LAURA ISENSEE, BYLINE: Inside the gym at Forest Brook Middle School, where kids once played basketball, dozens of workers are pulling up the floorboards and hammering down exposed nails. This is just one of dozens of schools in the Houston district that needs major cleanup and repairs. Here, Harvey flooded the entire first floor with a foot of water that stood for three days. Superintendent Richard Carranza says now it's drying out.

RICHARD CARRANZA: You see these really eerie-looking plastic tubes throughout the hallways. And these are the vents where we're drying out the building.

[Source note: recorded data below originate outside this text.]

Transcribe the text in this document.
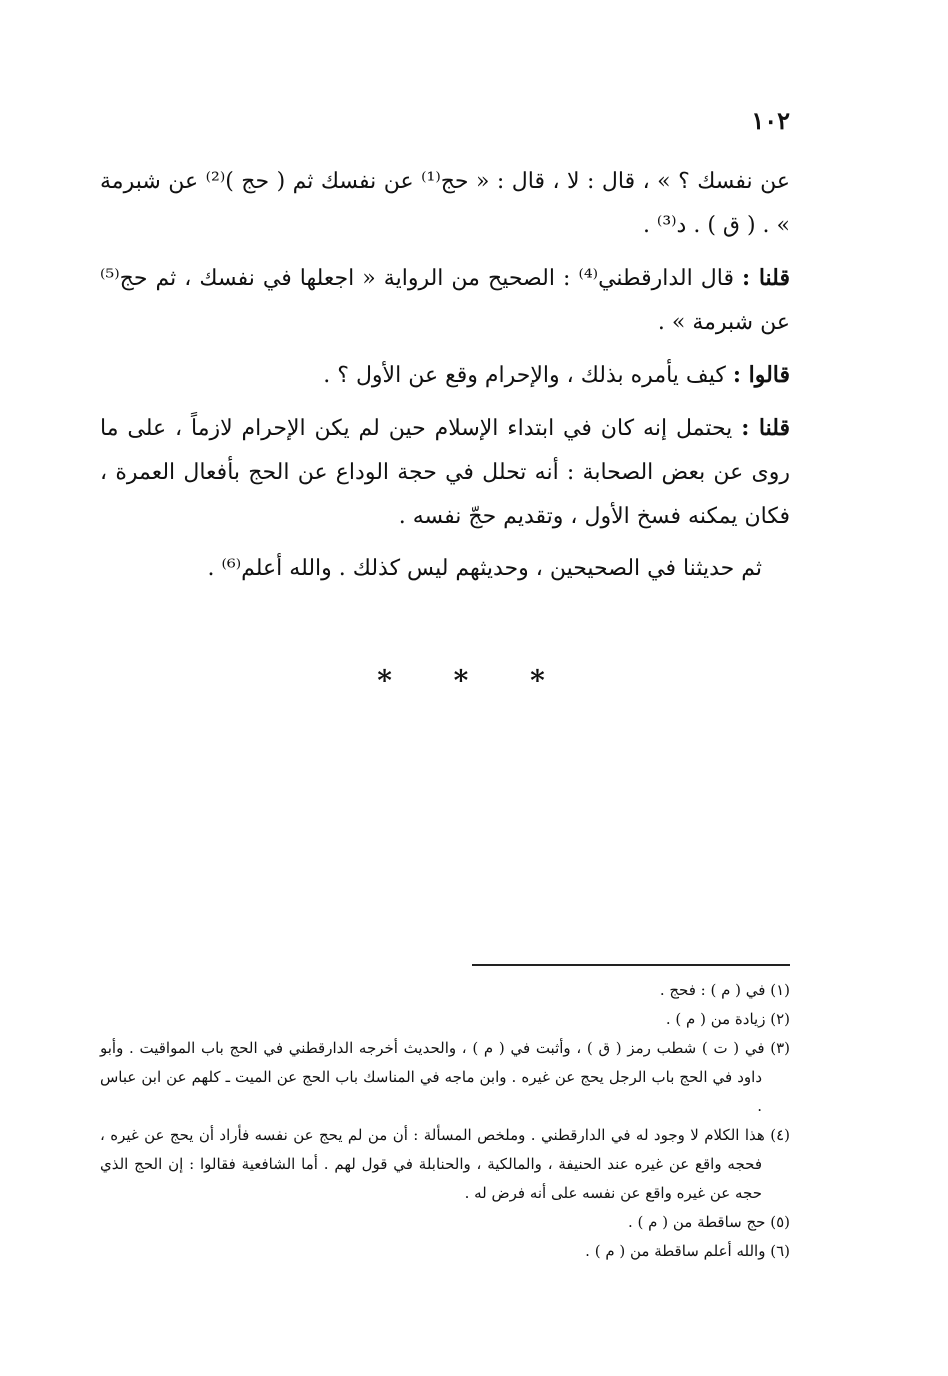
١٠٢

عن نفسك ؟ » ، قال : لا ، قال : « حج⁽¹⁾ عن نفسك ثم ( حج )⁽²⁾ عن شبرمة » . ( ق ) . د⁽³⁾ .

قلنا : قال الدارقطني⁽⁴⁾ : الصحيح من الرواية « اجعلها في نفسك ، ثم حج⁽⁵⁾ عن شبرمة » .

قالوا : كيف يأمره بذلك ، والإحرام وقع عن الأول ؟ .

قلنا : يحتمل إنه كان في ابتداء الإسلام حين لم يكن الإحرام لازماً ، على ما روى عن بعض الصحابة : أنه تحلل في حجة الوداع عن الحج بأفعال العمرة ، فكان يمكنه فسخ الأول ، وتقديم حجّ نفسه .

ثم حديثنا في الصحيحين ، وحديثهم ليس كذلك . والله أعلم⁽⁶⁾ .

* * *

(١) في ( م ) : فحج .

(٢) زيادة من ( م ) .

(٣) في ( ت ) شطب رمز ( ق ) ، وأثبت في ( م ) ، والحديث أخرجه الدارقطني في الحج باب المواقيت . وأبو داود في الحج باب الرجل يحج عن غيره . وابن ماجه في المناسك باب الحج عن الميت ـ كلهم عن ابن عباس .

(٤) هذا الكلام لا وجود له في الدارقطني . وملخص المسألة : أن من لم يحج عن نفسه فأراد أن يحج عن غيره ، فحجه واقع عن غيره عند الحنيفة ، والمالكية ، والحنابلة في قول لهم . أما الشافعية فقالوا : إن الحج الذي حجه عن غيره واقع عن نفسه على أنه فرض له .

(٥) حج ساقطة من ( م ) .

(٦) والله أعلم ساقطة من ( م ) .
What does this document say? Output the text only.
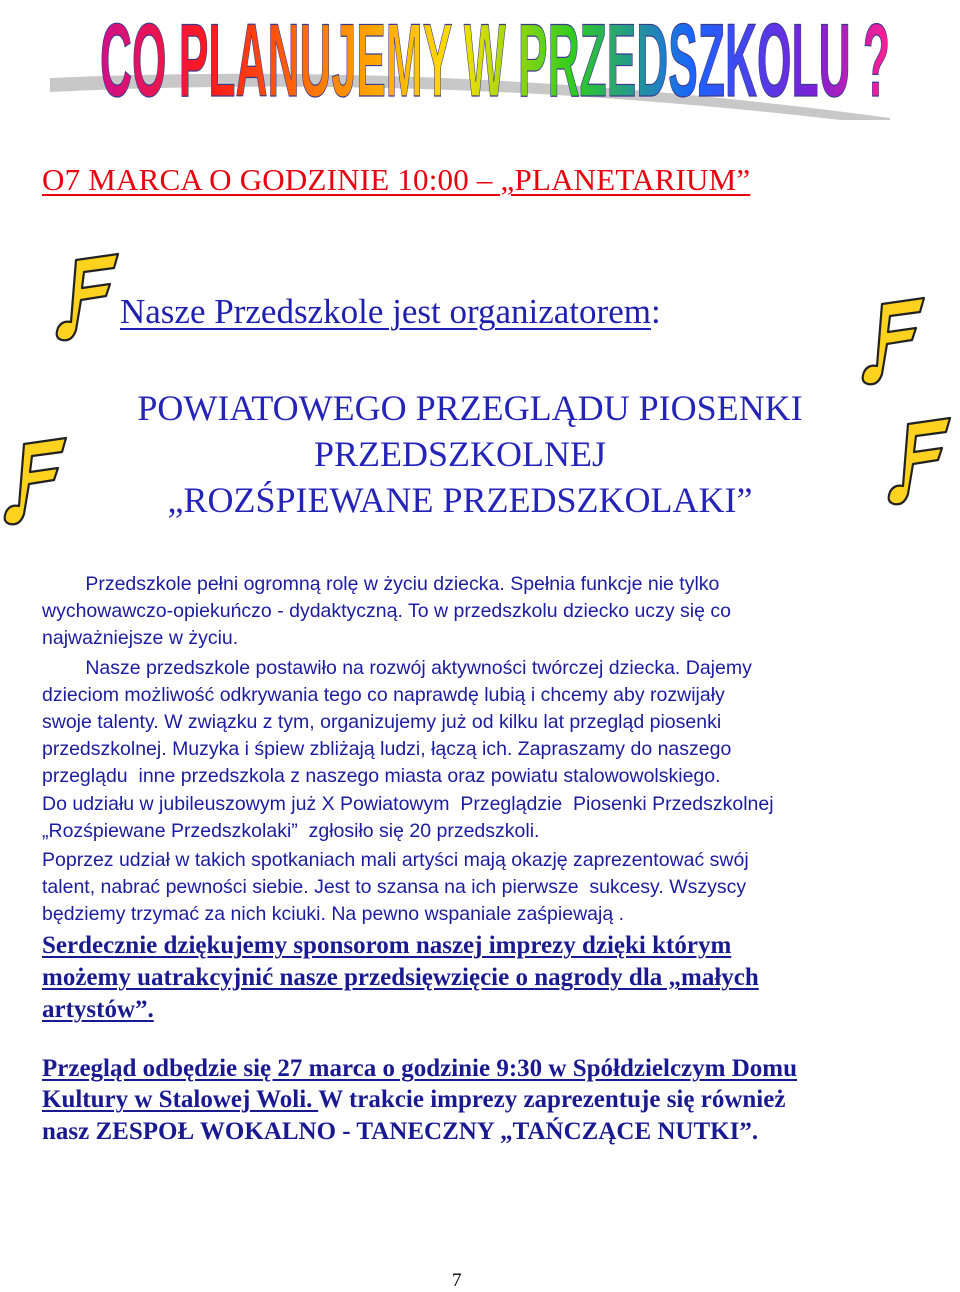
CO PLANUJEMY W PRZEDSZKOLU ?
O7 MARCA O GODZINIE 10:00 – „PLANETARIUM”
Nasze Przedszkole jest organizatorem:
POWIATOWEGO PRZEGLĄDU PIOSENKI
PRZEDSZKOLNEJ
„ROZŚPIEWANE PRZEDSZKOLAKI”
Przedszkole pełni ogromną rolę w życiu dziecka. Spełnia funkcje nie tylko
wychowawczo-opiekuńczo - dydaktyczną. To w przedszkolu dziecko uczy się co
najważniejsze w życiu.
Nasze przedszkole postawiło na rozwój aktywności twórczej dziecka. Dajemy
dzieciom możliwość odkrywania tego co naprawdę lubią i chcemy aby rozwijały
swoje talenty. W związku z tym, organizujemy już od kilku lat przegląd piosenki
przedszkolnej. Muzyka i śpiew zbliżają ludzi, łączą ich. Zapraszamy do naszego
przeglądu  inne przedszkola z naszego miasta oraz powiatu stalowowolskiego.
Do udziału w jubileuszowym już X Powiatowym  Przeglądzie  Piosenki Przedszkolnej
„Rozśpiewane Przedszkolaki”  zgłosiło się 20 przedszkoli.
Poprzez udział w takich spotkaniach mali artyści mają okazję zaprezentować swój
talent, nabrać pewności siebie. Jest to szansa na ich pierwsze  sukcesy. Wszyscy
będziemy trzymać za nich kciuki. Na pewno wspaniale zaśpiewają .
Serdecznie dziękujemy sponsorom naszej imprezy dzięki którym
możemy uatrakcyjnić nasze przedsięwzięcie o nagrody dla „małych
artystów”.
Przegląd odbędzie się 27 marca o godzinie 9:30 w Spółdzielczym Domu
Kultury w Stalowej Woli. W trakcie imprezy zaprezentuje się również
nasz ZESPOŁ WOKALNO - TANECZNY „TAŃCZĄCE NUTKI”.
7
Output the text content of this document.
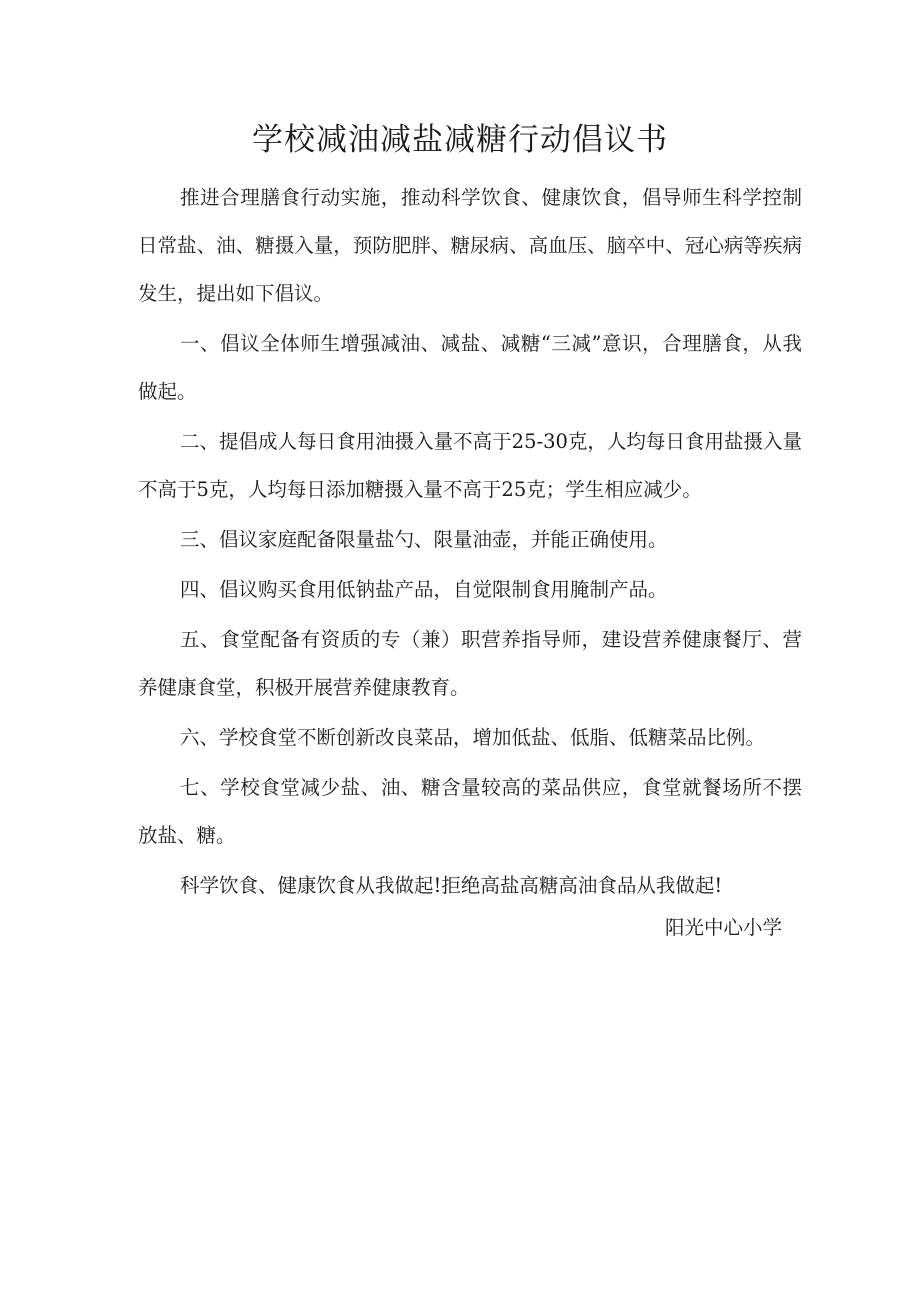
学校减油减盐减糖行动倡议书

推进合理膳食行动实施，推动科学饮食、健康饮食，倡导师生科学控制日常盐、油、糖摄入量，预防肥胖、糖尿病、高血压、脑卒中、冠心病等疾病发生，提出如下倡议。

一、倡议全体师生增强减油、减盐、减糖“三减”意识，合理膳食，从我做起。

二、提倡成人每日食用油摄入量不高于25-30克，人均每日食用盐摄入量不高于5克，人均每日添加糖摄入量不高于25克；学生相应减少。

三、倡议家庭配备限量盐勺、限量油壶，并能正确使用。

四、倡议购买食用低钠盐产品，自觉限制食用腌制产品。

五、食堂配备有资质的专（兼）职营养指导师，建设营养健康餐厅、营养健康食堂，积极开展营养健康教育。

六、学校食堂不断创新改良菜品，增加低盐、低脂、低糖菜品比例。

七、学校食堂减少盐、油、糖含量较高的菜品供应，食堂就餐场所不摆放盐、糖。

科学饮食、健康饮食从我做起!拒绝高盐高糖高油食品从我做起!

阳光中心小学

ISENSEE: He walks through the main hallway where salvaged books are stacked waist high. Materials that have been soaked and ruined are bundled in plastic bags. And it actually doesn't smell that bad - now at least. Before, Carranza says...

CARRANZA: Imagine putting dirty towels in a washing machine and then forgetting to turn it on for a month. That's kind of what it smelled like. But it's working.

ISENSEE: But still, he says, repairs here could take another month. And because kids are supposed to start school Monday, administrators have to figure out where to send Forest Brook's 900 displaced students. District-wide, that number could be much higher.

CARRANZA: It could get as much as 20,000 - 25,000. It just depends what we're finding.

ISENSEE: So far, they found major damage at about a quarter of Houston's nearly 300 schools. At least seven campuses won't open for the foreseeable future. And there's no cost estimate yet for repairs. More damage is being discovered. But at Forest Brook, it's clear the cleanup is expensive and only just beginning. Superintendent Carranza.

CARRANZA: How are we going to move these case - bookcases back in the library? When is the carpet coming for the library? Oh, is the - are the computers actually up and OK?

ISENSEE: On the other side of the district, Rene Sanchez, the principal of Chavez High School, says he feels blessed his campus was spared any major damage.

RENE SANCHEZ: It's great to be back on campus because that means, you know, it's only a matter of time before the students come back. And we can try to get back to some sense of normalcy.

ISENSEE: But he's already thinking ahead to when students are supposed to start next week.

SANCHEZ: Because even more so than before, when we were trying to help students get ready for college and career and life, right now we have to be able to kind of add that now to that.